One of the most ignored and overlooked facts is Gandhi’s trust in her Sikh bodyguards. Even after the intelligence and security agencies had withdrawn her Sikh bodyguards, she insisted on their return saying famously that they were like her own children. That apparently was aimed at conveying a message to the entire Sikh community that she did not have anything against anyone and had acted only as Prime Minister should act when the unity and integrity of the country and the life and property of its people are threatened the way they were threatened in Punjab that time.

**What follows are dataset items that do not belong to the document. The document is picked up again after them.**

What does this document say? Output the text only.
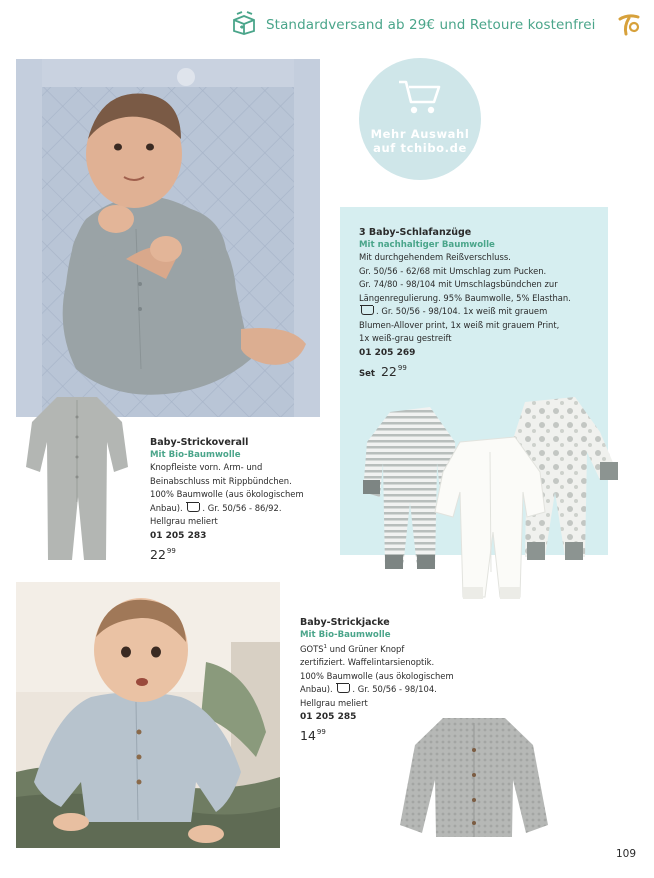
Standardversand ab 29€ und Retoure kostenfrei
Mehr Auswahl
auf tchibo.de
3 Baby-Schlafanzüge
Mit nachhaltiger Baumwolle
Mit durchgehendem Reißverschluss.
Gr. 50/56 - 62/68 mit Umschlag zum Pucken.
Gr. 74/80 - 98/104 mit Umschlagsbündchen zur
Längenregulierung. 95% Baumwolle, 5% Elasthan.
. Gr. 50/56 - 98/104. 1x weiß mit grauem
Blumen-Allover print, 1x weiß mit grauem Print,
1x weiß-grau gestreift
01 205 269
Set $22^{99}$
Baby-Strickoverall
Mit Bio-Baumwolle
Knopfleiste vorn. Arm- und
Beinabschluss mit Rippbündchen.
100% Baumwolle (aus ökologischem
Anbau). . Gr. 50/56 - 86/92.
Hellgrau meliert
01 205 283
$22^{99}$
Baby-Strickjacke
Mit Bio-Baumwolle
GOTS$^1$ und Grüner Knopf
zertifiziert. Waffelintarsienoptik.
100% Baumwolle (aus ökologischem
Anbau). . Gr. 50/56 - 98/104.
Hellgrau meliert
01 205 285
$14^{99}$
109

But her calculations proved fatally wrong. Had she not allowed herself to be guided by emotion, instead of caution, and let her Sikh guards to be withdrawn, her life might well have been saved. It would not have led to the killing of thousands of innocent Sikhs across the country, in the aftermath of her assassination, who were butchered for none of their crime but just because two Sikhs had killed the Prime Minister.
Punjab, the Sikhs in particular, have moved on since 1984. Congress has won two decisive victories in Punjab in 2002 and 2017 after Operation Bluestar. Although Congress formed the government in 1992 also, those elections had witnessed a nominal turnout. Yes, the Punjabis have forgiven Operation Bluestar, but they will never forget it. Whatever might have been the reasons, and whatever justification the powers that be of that time may have found for the operation, that is none of the Sikhs’ concerns. It is a sensitive and emotive issue for them, which should best be avoided time and again, as it is like scratching an old wound.